The first call sounded over the airwaves from the air control tower: In-flight emergency involving an F-27 aircraft with 62 souls on board.

The second call confirmed the worst: The plane crash-landed on the east side of the Spokane International Airport. All units respond.

This was the scenario as it was played out Tuesday night during a “mass-casualty incident response,” a training exercise for emergency first-responders. They practiced responding to a crash, setting up a command structure, and beginning triage on the wounded.

“We want this to be as real as possible,” said Bruce Millsap, chief of the Spokane International Airport Fire Department. “The emphasis is about saving lives.”

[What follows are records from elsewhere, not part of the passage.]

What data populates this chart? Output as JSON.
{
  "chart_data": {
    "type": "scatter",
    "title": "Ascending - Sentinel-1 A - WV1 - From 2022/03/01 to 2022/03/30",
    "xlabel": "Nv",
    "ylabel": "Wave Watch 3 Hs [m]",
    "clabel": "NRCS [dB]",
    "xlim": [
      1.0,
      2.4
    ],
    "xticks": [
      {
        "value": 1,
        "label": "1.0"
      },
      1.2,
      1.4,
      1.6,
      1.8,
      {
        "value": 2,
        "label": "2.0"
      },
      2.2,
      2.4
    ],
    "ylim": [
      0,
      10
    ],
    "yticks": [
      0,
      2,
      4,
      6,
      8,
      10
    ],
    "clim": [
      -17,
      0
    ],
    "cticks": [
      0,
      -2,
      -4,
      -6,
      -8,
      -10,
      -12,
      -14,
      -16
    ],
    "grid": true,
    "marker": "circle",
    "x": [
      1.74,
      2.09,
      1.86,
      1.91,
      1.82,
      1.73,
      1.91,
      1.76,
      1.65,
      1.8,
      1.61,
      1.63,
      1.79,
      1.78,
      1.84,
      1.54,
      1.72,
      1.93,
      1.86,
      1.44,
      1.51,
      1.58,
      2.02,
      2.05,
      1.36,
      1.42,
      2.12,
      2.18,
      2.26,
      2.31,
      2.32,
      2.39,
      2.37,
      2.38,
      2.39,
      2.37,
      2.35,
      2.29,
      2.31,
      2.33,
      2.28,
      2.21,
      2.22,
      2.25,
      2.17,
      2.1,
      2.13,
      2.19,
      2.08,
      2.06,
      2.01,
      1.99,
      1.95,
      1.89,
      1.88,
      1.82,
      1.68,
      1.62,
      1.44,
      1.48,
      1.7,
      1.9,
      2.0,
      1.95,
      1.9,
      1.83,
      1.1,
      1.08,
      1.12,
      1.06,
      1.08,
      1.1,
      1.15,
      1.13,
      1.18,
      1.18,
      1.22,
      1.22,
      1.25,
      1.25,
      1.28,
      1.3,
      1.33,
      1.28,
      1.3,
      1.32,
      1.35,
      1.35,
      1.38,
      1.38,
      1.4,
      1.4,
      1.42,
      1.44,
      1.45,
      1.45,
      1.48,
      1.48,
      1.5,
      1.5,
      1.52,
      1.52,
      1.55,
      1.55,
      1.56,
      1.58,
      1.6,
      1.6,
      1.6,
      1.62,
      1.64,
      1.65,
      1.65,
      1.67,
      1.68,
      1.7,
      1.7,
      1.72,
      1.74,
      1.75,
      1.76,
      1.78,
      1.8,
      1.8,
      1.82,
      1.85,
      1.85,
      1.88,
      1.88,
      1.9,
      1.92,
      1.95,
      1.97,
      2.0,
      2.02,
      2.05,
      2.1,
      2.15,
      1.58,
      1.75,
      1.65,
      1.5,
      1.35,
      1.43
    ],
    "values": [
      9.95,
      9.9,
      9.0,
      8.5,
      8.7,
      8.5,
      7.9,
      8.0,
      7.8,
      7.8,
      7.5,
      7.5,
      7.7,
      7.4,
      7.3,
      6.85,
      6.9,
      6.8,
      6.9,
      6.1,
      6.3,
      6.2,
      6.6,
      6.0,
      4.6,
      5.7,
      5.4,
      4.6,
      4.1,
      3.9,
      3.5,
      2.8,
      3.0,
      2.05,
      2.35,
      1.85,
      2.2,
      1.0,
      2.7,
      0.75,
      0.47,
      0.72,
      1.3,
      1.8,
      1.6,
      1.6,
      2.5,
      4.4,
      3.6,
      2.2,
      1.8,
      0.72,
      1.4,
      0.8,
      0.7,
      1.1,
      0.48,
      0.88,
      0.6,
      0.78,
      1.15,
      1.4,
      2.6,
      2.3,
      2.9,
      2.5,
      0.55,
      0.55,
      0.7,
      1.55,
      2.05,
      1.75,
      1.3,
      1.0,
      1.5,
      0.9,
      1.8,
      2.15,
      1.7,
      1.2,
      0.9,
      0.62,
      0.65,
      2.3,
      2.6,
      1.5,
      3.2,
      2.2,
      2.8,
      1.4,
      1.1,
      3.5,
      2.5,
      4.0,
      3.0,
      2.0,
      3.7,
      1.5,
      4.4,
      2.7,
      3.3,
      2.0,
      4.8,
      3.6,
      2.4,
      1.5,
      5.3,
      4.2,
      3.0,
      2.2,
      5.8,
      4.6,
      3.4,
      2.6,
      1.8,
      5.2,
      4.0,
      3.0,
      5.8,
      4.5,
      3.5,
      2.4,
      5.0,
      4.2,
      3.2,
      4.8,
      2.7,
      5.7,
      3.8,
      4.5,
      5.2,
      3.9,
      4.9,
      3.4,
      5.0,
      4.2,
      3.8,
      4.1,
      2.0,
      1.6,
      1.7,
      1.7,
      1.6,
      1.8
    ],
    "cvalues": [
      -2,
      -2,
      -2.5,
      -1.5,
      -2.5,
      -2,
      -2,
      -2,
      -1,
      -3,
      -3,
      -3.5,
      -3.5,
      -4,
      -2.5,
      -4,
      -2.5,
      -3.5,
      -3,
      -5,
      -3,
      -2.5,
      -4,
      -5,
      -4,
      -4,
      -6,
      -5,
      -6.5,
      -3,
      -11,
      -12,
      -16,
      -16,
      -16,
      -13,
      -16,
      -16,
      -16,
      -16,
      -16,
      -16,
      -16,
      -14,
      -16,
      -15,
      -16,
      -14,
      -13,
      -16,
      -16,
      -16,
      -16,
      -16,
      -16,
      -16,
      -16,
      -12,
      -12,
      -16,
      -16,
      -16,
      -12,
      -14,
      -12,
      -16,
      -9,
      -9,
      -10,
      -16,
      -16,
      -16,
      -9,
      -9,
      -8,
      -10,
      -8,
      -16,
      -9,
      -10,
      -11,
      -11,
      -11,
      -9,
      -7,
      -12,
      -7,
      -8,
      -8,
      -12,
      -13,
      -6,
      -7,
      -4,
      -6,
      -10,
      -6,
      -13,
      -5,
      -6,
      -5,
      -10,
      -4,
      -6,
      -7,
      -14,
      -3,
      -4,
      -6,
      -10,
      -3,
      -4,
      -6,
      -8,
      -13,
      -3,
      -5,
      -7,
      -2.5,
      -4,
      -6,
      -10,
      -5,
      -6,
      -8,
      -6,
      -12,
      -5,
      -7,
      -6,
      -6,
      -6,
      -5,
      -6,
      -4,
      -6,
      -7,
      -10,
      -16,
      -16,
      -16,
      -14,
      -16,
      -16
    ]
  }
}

The training exercises – involving the airport fire department, Spokane County fire districts 3 and 10, and two ambulance crews from American Medical Response – are required by the FAA every three years under the airport’s operating license. On the off-years, the agencies get together for tabletop exercises in which they talk about what they would do in different scenarios.

Tuesday was all hands-on.

Smoke bombs were set off around the F-27 cargo plane, donated for the training effort by Empire Airlines.

Volunteers from SCOPE, or Sheriff’s Community Oriented Policing Effort, pretended to be victims.

Some ran around screaming. Some lay on the ground next to fake limbs. Some played dead. Others were “trapped” inside the plane.

Emergency personnel scurried around, evaluating the wounded.

A triage tag was placed around each patient’s neck, indicating whether they were “walking wounded” with minor injuries, injured but not critical, in need of immediate attention – or headed for the morgue.

Those participating in the exercise were not told ahead of time what was going on.

They weren’t told how many patients they would be or the size of the plane.

“That helps keep it real,” said Ralph Walter, division chief of training at Fire District 10.

The agencies have been working for three months to put it together.

“There are hundreds of little details,” Millsap said.

In previous years, live exercises have included scenarios including biological weapons and hazmat response.

“We had one where a plane went down due to wind sheer and we had to get all the vehicles on the field, and shut down roads,” said Todd Woodard, Spokane airport spokesman. “I think it’s really good to go through the processes and procedures, to make sure they do everything right, in the awful event that something does happen.”

The agencies will get together to talk about what they did right, what they did wrong, and what they could do better.

Spokane International Airport has never had an accident with mass casualties.

“Hopefully there will never be one,” Millsap said. “But we’ll be prepared for it.”